There is no way to be certain without digging in to the particular code in question. But "optimization" isn't just some magic pixie dust that you sprinkle on to a project and it makes things faster. Some things can't be optimized because they are already optimal. Some things shouldn't be "optimized" (e.g. for speed) because it would make the code less optimal (e.g. for understanding, maintaining, etc.).

The number of APIs available should be orthogonal to the issue of system performance. If it is not in particular cases, it's via bad overall system design, not the existence of the API in general.

> But "optimization" isn't just some magic pixie dust that you sprinkle on to a project and it makes things faster.

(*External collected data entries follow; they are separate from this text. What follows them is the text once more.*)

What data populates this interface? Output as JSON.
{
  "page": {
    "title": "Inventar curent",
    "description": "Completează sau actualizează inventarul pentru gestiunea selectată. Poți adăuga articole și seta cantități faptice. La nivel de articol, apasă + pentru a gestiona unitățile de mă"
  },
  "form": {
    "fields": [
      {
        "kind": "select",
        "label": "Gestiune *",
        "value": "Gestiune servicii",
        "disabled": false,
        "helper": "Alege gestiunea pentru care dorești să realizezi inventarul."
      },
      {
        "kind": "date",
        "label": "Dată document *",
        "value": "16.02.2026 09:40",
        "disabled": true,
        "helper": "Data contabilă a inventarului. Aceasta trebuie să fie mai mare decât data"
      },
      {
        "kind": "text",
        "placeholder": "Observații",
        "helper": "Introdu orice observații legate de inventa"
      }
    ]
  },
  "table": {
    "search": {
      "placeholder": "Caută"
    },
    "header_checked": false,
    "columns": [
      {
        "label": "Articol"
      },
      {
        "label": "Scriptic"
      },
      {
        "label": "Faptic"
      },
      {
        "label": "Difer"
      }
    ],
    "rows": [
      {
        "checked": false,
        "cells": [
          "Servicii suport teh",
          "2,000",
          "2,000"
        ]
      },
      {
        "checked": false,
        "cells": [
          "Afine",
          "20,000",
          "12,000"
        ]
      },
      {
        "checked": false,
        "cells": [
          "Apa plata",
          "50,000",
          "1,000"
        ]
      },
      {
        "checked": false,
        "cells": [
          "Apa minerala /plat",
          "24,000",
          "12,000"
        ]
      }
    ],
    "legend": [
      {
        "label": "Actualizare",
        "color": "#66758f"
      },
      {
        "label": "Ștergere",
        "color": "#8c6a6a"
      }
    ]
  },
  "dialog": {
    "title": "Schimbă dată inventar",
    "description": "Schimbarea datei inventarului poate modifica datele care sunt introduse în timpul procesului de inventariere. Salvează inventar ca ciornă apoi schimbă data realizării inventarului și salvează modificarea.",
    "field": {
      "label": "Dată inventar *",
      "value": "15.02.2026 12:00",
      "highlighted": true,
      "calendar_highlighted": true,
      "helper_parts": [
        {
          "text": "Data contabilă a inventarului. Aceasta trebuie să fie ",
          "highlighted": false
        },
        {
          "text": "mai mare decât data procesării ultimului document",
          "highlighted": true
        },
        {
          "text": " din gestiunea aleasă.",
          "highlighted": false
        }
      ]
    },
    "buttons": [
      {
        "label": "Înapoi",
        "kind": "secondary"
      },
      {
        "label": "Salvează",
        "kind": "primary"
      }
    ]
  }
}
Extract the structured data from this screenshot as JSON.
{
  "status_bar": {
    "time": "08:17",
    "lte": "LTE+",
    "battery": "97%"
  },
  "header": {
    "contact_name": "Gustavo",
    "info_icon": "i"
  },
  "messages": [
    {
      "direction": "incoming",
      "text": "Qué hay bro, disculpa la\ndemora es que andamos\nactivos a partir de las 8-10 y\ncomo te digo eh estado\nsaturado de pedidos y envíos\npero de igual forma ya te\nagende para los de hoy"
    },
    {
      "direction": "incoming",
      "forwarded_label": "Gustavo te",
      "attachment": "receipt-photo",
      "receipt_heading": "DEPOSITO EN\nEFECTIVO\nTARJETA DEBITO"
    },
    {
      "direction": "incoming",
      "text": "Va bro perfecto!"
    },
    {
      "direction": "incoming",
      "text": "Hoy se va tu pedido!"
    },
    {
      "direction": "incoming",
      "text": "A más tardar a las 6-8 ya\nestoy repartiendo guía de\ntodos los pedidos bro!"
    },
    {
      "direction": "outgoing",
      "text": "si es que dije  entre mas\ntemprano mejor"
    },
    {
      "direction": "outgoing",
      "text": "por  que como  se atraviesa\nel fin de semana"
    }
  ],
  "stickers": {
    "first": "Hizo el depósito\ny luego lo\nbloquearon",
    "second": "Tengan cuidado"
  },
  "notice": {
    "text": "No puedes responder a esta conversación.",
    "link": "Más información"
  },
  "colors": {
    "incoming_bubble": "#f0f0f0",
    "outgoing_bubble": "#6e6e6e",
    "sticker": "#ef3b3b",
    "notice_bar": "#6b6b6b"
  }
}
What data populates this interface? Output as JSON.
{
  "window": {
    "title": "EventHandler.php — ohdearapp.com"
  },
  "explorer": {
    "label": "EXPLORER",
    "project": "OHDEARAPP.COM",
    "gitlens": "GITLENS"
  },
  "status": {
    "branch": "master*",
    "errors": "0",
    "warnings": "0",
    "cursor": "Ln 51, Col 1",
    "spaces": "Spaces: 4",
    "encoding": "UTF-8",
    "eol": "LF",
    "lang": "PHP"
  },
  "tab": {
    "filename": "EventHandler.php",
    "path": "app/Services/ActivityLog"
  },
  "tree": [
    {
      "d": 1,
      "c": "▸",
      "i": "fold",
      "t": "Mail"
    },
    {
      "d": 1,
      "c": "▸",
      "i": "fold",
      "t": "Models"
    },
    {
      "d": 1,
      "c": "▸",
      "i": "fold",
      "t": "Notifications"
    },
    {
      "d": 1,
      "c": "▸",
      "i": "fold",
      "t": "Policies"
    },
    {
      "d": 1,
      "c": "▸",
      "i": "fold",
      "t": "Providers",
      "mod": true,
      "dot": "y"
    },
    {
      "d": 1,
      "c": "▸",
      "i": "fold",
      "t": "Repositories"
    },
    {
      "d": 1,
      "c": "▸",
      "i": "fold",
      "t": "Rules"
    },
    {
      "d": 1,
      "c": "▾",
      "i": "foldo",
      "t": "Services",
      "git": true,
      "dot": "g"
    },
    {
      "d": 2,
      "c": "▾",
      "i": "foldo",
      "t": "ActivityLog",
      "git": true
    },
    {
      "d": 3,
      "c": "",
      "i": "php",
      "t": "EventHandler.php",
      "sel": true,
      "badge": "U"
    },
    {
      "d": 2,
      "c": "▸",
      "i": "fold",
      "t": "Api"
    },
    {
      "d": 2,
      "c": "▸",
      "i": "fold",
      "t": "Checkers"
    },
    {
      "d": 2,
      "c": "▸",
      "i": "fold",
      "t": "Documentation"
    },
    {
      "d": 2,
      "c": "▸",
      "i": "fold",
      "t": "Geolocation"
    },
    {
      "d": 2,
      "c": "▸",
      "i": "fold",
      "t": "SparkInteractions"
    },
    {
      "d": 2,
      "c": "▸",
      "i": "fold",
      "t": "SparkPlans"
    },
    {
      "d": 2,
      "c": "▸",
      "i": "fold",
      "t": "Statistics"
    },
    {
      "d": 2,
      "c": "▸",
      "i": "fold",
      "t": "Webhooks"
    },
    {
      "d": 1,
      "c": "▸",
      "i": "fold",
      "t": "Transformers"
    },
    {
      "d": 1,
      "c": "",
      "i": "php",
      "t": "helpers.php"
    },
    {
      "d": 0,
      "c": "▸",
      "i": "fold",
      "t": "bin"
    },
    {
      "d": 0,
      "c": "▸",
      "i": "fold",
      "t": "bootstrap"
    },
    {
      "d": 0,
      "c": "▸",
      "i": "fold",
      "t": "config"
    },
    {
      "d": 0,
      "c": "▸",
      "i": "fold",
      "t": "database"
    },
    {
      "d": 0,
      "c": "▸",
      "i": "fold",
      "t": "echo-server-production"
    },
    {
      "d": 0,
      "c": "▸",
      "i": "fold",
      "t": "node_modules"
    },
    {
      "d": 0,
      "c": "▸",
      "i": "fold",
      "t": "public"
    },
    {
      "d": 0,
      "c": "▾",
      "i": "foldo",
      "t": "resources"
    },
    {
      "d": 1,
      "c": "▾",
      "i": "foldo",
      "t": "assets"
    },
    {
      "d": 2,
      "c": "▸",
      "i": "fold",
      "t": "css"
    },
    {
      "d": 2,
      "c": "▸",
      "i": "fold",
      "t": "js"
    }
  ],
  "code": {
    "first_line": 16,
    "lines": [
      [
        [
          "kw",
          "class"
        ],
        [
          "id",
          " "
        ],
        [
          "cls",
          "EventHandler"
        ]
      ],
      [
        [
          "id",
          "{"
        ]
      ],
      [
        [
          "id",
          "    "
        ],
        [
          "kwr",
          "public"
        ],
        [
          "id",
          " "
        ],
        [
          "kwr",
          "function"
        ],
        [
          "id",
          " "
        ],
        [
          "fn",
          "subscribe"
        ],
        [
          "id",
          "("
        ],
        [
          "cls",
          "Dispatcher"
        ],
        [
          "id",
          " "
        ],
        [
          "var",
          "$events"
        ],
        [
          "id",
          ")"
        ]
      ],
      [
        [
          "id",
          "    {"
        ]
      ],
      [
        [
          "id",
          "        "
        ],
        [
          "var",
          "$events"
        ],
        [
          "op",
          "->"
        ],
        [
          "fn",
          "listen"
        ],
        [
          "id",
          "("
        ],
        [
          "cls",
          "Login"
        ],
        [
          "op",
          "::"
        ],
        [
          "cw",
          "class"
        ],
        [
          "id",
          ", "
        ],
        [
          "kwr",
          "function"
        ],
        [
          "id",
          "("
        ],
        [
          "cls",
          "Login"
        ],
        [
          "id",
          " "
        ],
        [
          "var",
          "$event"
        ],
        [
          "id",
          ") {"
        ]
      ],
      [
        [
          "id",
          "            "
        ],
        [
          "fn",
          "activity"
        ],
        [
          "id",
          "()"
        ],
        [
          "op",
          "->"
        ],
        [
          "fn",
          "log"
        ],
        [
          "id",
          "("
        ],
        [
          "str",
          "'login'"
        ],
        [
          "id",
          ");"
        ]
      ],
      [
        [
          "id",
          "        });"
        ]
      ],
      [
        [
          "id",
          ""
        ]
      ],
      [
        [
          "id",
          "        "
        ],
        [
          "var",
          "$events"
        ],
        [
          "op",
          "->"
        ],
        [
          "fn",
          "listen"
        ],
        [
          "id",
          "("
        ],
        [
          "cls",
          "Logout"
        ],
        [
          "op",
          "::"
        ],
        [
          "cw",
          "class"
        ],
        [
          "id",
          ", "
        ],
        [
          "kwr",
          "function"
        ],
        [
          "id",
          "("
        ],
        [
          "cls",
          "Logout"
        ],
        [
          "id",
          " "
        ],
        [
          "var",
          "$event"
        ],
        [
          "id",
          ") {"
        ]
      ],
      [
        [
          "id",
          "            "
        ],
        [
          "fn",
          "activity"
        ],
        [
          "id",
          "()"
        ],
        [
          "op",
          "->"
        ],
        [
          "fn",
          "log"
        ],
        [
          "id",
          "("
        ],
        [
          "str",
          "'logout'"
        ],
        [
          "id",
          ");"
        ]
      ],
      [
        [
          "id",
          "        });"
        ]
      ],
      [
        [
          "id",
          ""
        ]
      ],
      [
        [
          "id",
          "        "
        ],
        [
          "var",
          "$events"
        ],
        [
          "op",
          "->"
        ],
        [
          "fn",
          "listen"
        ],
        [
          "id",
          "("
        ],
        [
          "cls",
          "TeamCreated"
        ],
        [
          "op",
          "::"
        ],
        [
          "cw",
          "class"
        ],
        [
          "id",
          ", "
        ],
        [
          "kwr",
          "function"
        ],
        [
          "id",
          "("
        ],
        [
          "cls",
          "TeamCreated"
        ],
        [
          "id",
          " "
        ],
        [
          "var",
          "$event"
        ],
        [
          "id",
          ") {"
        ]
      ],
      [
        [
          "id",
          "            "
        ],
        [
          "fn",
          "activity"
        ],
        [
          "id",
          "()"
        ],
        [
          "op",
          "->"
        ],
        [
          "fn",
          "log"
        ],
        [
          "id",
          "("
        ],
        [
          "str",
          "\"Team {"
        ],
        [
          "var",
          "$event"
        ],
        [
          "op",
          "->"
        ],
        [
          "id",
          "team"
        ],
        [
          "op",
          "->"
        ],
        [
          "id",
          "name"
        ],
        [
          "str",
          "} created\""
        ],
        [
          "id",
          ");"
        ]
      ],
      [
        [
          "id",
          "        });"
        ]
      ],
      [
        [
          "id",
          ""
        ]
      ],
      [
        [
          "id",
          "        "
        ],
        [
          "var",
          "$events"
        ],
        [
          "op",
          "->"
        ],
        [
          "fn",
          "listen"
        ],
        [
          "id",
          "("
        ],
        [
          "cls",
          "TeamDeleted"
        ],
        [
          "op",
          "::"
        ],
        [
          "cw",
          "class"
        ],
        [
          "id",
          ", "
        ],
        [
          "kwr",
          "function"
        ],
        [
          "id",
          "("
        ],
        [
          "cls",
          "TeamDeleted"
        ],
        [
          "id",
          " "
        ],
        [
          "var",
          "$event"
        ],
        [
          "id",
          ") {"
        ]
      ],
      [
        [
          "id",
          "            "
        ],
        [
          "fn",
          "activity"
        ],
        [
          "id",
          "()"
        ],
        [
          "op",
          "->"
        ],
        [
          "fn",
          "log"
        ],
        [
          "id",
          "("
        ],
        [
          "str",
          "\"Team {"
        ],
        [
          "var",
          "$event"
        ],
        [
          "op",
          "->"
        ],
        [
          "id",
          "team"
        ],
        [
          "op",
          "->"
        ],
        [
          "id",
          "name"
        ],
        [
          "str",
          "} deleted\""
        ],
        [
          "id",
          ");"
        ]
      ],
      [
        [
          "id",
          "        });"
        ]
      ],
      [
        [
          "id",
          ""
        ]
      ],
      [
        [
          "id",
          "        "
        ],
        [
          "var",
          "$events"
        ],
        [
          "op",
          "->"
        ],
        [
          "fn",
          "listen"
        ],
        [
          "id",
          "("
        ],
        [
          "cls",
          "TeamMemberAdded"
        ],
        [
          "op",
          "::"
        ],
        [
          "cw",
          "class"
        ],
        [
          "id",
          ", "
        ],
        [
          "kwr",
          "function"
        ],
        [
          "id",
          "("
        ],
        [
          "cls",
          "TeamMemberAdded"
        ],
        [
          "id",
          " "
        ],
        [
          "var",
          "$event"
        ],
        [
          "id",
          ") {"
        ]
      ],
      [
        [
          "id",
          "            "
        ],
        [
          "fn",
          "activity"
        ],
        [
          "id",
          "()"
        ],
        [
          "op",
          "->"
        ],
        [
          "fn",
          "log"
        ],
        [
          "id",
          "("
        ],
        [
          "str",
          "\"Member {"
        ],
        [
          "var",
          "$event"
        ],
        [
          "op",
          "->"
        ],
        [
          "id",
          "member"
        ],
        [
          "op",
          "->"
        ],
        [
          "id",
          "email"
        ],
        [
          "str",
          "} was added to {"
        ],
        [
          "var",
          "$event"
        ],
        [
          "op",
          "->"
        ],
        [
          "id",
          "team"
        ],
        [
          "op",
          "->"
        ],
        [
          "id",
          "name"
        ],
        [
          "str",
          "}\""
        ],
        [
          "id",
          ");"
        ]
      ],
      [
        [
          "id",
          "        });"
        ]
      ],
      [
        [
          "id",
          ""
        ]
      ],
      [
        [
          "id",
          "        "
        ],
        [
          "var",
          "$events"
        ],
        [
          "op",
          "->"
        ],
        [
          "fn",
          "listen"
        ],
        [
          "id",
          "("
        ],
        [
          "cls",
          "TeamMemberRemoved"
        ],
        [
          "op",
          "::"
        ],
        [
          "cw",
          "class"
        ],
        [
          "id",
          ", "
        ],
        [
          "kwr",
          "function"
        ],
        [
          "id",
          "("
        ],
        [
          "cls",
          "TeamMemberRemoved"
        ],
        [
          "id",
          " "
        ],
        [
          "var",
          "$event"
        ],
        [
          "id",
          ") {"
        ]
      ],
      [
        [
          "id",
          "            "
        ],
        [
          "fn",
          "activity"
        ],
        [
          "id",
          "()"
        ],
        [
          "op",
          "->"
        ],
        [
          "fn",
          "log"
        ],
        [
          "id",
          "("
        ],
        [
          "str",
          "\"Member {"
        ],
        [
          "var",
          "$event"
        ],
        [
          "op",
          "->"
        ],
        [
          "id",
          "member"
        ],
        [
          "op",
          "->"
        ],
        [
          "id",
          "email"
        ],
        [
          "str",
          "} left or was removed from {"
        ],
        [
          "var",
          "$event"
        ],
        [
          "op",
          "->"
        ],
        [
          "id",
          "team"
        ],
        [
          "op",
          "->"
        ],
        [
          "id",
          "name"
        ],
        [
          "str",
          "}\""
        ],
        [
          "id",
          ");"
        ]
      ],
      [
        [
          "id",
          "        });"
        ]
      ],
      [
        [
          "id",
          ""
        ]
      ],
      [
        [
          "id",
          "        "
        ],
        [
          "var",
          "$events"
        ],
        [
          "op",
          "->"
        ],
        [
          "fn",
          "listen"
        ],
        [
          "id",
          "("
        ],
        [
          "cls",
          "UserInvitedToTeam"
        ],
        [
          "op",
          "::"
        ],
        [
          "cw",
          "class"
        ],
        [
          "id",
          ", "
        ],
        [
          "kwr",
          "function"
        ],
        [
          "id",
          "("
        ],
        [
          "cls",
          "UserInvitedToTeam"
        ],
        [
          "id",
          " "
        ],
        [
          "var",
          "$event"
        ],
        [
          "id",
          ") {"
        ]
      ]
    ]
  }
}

Correct, however periodically adding features by committee and backwardly processing and parsing tags and internal api implementations that are unused certainly must hamper performance. To some extent, I would assume the v8 or chakraCore engines are developed around interpreting javascript which includes languages pieces that have developed because of its close ties with the dom. So between the underlying interpreter engines, and all of the parse tooling for dom rendering and tag identification and css applications, I can only assume if it had 80% less overhead to expect, it could be faster.

So to the point > The number of APIs available should be orthogonal to the issue of system performance. If it is not in particular cases, it's via bad overall system design, not the existence of the API in general.

That was the question I was asking.

1) is it possible to design a better system with many less considerations.

2) is it a bad overall design?

Again, I have to assume that if we raieded the codebase and rewrote it minus 80% of the legacy shit, we could do a better job, but maybe not.